Discovery Configuration (Injected Automatically)¶

The operator injects version-specific discovery settings into every pod's startup script. Do not set these in spec.config — the operator manages them.

Neo4j 5.26.x (SemVer):

dbms.cluster.discovery.resolver_type=LIST
dbms.cluster.discovery.version=V2_ONLY
dbms.cluster.discovery.v2.endpoints=<cluster>-server-0.<cluster>-headless.<ns>.svc.cluster.local:6000,...
internal.dbms.cluster.discovery.system_bootstrapping_strategy=me   # server-0 only

Neo4j 2025.x+ / 2026.x+ (CalVer):

dbms.cluster.discovery.resolver_type=LIST
dbms.cluster.endpoints=<cluster>-server-0.<cluster>-headless.<ns>.svc.cluster.local:6000,...
# No dbms.cluster.discovery.version — V2 is the only supported protocol

Ref: 5.26.x discovery docs · 2025.x+ discovery docs

Cluster Formation¶

The operator uses a ME/OTHER bootstrap strategy with Parallel pod management for fast, split-brain-free cluster formation.

Key Configuration¶

Bootstrap strategy: server-0 uses me (preferred bootstrapper); all other servers use other (join when ready)
Minimum primaries: Set to TOTAL_SERVERS on initial formation — all servers must mutually discover each other before RAFT elects a leader, preventing premature solo bootstrap
On restart (data already exists): minimum primaries check is skipped so servers rejoin immediately without blocking StatefulSet rolling updates
Pod Management: Parallel — all pods start simultaneously

How It Works¶

All server pods start in parallel — Single StatefulSet with Parallel pod management
Servers discover each other — Via static pod FQDNs in the LIST endpoint list (port 6000)
RAFT coordination — server-0's me hint makes it the preferred bootstrapper; others wait with other hint
All N servers must see each other — dbms.cluster.minimum_initial_system_primaries_count=N prevents any single node from forming a solo cluster (split-brain)
Cluster forms once quorum reached — RAFT elects server-0 as bootstrap leader; others join
Servers self-organize — Neo4j automatically assigns primary and secondary roles per database

Benefits¶

Split-brain prevention — All servers must be mutually visible before formation completes
Reliable formation — Deterministic peer addresses (one FQDN per pod) unlike K8S ClusterIP which returns a single VIP
Fast restarts — Minimum primaries check skipped on pod restarts so rolling updates aren't blocked

TLS-Enabled Clusters¶

TLS-enabled clusters use the same parallel formation approach with additional optimizations:

Automatic trust configuration: The operator sets dbms.ssl.policy.cluster.trust_all=true for intra-cluster communication
Parallel startup maintained: TLS doesn't change the pod startup behavior
Reliable formation: With proper configuration, TLS clusters form as reliably as non-TLS clusters

For detailed TLS configuration, see the TLS Configuration Guide.

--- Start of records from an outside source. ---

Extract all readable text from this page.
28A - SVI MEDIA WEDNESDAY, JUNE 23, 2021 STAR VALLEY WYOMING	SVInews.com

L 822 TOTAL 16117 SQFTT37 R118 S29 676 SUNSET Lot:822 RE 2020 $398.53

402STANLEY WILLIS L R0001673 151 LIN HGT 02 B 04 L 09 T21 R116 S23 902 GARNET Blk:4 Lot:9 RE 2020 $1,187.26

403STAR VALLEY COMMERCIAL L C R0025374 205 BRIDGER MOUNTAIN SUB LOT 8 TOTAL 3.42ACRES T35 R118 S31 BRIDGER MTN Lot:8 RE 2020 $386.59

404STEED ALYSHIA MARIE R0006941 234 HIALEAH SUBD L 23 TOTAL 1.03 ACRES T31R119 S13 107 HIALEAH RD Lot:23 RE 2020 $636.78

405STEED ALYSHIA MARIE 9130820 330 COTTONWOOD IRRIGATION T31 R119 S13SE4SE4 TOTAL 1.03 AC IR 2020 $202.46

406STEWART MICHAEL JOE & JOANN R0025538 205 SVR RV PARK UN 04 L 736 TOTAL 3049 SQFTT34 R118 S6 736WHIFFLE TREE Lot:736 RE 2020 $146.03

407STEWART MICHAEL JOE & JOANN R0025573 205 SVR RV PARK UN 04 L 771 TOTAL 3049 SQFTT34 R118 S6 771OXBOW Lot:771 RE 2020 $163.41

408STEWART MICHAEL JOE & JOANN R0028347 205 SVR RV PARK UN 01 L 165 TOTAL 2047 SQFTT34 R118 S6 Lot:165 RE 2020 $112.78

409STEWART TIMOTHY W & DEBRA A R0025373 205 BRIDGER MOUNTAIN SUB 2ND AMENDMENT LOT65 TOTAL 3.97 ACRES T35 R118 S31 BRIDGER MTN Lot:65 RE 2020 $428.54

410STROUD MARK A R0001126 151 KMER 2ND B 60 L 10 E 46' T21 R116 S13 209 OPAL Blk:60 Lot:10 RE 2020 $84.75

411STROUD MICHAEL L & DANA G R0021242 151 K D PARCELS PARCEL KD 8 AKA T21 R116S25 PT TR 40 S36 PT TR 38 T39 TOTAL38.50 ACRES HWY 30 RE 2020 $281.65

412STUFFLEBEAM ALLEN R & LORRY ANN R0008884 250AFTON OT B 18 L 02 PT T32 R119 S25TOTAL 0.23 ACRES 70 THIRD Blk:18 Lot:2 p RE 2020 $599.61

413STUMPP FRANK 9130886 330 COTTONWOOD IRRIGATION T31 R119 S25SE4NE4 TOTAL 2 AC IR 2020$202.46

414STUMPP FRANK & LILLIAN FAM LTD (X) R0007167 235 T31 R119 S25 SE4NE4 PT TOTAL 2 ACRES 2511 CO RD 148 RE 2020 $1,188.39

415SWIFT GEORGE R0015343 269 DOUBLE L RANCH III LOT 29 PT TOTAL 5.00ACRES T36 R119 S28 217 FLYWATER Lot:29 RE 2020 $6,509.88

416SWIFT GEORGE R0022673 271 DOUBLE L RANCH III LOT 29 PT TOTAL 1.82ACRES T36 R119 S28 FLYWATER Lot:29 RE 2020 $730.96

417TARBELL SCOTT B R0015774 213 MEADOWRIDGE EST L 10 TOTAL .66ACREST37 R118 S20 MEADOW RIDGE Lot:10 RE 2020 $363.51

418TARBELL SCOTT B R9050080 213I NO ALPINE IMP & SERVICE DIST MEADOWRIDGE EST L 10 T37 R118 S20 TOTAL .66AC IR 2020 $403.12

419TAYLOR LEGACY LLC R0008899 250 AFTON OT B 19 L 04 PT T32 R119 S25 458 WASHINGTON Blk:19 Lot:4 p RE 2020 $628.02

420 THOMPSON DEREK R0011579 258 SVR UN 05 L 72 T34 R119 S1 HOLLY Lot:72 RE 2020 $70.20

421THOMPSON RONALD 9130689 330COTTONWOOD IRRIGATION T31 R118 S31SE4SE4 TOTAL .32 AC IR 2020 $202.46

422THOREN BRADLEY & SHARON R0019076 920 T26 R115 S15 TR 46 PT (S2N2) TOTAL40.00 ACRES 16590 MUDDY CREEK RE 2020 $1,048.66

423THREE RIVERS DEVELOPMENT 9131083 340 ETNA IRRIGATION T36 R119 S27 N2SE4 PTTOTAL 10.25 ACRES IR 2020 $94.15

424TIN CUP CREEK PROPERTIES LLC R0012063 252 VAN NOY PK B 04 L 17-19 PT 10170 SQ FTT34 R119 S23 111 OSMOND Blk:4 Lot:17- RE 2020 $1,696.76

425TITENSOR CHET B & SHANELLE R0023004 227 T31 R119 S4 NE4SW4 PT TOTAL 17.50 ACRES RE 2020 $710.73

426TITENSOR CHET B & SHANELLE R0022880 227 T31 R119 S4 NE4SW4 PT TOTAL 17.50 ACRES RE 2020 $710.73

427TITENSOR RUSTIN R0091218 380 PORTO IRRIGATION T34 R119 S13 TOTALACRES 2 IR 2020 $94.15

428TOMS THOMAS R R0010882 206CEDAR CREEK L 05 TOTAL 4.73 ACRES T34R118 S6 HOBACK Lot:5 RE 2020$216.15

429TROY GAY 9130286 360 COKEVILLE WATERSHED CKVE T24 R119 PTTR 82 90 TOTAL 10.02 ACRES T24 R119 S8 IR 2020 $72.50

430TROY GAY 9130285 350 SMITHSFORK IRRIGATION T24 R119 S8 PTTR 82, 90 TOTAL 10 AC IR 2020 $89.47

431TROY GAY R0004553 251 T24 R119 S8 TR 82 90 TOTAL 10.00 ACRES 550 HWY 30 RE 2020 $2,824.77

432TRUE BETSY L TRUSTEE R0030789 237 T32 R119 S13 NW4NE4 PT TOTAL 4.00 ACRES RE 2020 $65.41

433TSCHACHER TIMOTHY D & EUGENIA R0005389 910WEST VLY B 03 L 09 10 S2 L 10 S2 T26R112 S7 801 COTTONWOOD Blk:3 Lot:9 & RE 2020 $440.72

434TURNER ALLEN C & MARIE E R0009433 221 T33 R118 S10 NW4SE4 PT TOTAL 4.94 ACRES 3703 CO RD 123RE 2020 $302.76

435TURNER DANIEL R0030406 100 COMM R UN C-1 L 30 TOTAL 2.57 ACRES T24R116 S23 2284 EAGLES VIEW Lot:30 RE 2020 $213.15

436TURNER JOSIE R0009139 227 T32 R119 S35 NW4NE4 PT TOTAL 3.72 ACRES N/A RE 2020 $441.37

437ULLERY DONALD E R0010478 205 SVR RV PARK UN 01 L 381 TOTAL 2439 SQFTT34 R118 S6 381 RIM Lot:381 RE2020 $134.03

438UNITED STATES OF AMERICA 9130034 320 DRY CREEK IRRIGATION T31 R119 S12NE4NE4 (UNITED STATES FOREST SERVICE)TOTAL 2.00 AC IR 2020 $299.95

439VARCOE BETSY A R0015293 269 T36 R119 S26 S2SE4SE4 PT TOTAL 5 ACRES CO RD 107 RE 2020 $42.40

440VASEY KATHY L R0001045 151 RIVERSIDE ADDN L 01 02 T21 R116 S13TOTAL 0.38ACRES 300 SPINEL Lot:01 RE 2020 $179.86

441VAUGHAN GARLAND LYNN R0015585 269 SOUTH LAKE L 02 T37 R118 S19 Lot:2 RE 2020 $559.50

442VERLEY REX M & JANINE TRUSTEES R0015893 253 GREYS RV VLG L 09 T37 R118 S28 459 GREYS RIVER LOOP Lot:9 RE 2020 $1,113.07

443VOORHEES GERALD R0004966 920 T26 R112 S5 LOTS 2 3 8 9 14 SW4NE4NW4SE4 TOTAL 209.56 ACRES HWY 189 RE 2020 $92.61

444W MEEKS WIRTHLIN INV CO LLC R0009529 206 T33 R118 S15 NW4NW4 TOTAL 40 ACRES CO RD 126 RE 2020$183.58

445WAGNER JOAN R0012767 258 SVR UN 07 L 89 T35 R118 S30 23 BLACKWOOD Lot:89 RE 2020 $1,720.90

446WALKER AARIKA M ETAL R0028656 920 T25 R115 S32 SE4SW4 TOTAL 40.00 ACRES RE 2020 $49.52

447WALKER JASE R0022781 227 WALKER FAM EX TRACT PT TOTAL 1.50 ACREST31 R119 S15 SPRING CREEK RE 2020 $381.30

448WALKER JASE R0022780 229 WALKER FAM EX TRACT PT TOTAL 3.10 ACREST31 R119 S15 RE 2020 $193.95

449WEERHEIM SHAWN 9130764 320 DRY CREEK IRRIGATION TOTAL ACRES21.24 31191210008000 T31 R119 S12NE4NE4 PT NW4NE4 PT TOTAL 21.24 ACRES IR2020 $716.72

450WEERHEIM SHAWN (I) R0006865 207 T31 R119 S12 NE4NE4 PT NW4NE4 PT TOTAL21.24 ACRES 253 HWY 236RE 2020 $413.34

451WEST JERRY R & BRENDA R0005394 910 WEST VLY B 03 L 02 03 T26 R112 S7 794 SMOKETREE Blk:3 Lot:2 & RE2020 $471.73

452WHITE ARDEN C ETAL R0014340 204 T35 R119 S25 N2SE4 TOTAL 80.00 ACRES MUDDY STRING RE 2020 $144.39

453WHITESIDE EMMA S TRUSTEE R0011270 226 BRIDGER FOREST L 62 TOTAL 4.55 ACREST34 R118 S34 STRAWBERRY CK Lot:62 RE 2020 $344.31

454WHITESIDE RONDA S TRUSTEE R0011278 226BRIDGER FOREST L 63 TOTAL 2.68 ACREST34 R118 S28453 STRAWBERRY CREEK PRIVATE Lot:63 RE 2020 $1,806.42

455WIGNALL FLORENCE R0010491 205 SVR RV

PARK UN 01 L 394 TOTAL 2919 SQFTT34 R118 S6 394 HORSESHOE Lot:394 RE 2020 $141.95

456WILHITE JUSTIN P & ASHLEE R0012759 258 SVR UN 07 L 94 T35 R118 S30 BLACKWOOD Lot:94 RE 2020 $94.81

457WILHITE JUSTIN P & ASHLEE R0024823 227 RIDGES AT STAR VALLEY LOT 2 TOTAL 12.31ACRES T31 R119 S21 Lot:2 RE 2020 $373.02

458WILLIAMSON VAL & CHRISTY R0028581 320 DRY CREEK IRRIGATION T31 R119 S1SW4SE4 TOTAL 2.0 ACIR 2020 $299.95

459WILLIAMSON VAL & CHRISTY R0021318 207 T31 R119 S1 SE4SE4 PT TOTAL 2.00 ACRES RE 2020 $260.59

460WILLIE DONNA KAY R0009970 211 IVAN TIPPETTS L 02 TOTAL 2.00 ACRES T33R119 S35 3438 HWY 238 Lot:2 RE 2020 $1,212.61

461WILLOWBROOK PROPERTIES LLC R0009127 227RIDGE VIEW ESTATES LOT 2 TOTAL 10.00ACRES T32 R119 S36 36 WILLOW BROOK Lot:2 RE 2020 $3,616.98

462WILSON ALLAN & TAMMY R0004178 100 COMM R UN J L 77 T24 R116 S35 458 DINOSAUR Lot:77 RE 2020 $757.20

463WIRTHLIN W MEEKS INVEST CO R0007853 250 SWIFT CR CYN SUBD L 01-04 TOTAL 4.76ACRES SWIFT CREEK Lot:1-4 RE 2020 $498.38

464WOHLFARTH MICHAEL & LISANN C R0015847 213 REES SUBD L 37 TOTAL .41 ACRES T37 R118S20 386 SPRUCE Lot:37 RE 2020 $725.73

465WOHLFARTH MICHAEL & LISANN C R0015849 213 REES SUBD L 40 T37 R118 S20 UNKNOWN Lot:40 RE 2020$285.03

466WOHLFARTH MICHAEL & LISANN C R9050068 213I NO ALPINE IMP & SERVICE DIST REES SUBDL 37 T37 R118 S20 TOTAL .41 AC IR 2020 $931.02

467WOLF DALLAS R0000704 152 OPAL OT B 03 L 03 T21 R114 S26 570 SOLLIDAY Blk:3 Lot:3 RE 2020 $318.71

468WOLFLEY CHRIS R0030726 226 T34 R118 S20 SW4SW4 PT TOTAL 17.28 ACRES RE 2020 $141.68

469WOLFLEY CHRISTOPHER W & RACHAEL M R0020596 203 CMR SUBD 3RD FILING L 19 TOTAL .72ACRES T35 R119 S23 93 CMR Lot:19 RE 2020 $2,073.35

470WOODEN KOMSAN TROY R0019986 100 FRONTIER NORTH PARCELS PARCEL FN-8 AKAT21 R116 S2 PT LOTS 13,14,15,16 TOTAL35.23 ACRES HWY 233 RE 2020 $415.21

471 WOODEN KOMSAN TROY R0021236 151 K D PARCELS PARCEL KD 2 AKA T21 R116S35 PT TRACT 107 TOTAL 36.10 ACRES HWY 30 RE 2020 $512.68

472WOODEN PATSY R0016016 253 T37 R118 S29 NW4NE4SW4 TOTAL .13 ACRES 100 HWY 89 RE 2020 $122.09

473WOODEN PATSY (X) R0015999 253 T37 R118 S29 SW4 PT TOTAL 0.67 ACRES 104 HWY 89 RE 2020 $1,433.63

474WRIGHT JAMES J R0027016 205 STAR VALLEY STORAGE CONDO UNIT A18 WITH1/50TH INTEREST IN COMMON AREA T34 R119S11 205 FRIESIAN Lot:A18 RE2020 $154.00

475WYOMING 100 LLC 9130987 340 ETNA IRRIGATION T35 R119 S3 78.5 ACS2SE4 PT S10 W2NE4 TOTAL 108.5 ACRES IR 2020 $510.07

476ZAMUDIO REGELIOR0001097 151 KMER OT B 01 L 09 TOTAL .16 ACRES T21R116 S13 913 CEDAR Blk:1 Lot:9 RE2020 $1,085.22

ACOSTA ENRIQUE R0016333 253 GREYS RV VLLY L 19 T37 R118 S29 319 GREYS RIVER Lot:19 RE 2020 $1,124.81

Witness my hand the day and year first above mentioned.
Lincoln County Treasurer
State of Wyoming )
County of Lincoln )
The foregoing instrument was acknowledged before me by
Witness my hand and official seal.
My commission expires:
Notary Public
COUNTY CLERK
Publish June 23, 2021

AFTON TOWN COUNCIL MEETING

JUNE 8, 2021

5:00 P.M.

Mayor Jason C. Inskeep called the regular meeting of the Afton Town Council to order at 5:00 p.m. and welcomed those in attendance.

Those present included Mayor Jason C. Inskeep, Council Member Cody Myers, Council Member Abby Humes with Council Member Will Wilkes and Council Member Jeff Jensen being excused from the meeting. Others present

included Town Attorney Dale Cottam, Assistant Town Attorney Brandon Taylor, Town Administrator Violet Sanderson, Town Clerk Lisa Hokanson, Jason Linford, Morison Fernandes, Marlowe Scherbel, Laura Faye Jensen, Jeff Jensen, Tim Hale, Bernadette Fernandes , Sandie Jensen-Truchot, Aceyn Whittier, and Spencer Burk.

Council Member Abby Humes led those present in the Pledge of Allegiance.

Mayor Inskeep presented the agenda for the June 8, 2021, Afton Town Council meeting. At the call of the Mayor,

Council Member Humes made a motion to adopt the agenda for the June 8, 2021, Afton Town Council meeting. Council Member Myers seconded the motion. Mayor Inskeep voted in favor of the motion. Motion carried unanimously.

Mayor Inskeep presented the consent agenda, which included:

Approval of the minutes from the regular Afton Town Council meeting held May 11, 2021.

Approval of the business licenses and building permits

Cluster Formation Strategy¶

The operator uses a unified clustering approach for all deployments:

Unified Cluster Formation¶

All deployments use Neo4j's clustering infrastructure (even single-node)
Automatic handling of discovery configuration based on Neo4j version
Coordinated startup ensures data consistency

Parallel Pod Management¶

Uses parallel pod startup for faster cluster formation
All pods start simultaneously and coordinate during bootstrap
Prevents split-brain scenarios through proper coordination

Formation Requirements¶

All primaries must be present for initial cluster formation:

Cluster Size	Formation Requirement	Rationale
2 servers	2 servers required	Minimum cluster size
3 servers	3 servers required	Odd number for optimal fault tolerance
4+ servers	All servers required	Ensures consistent initial state

This approach ensures that clusters form with a complete and consistent initial membership.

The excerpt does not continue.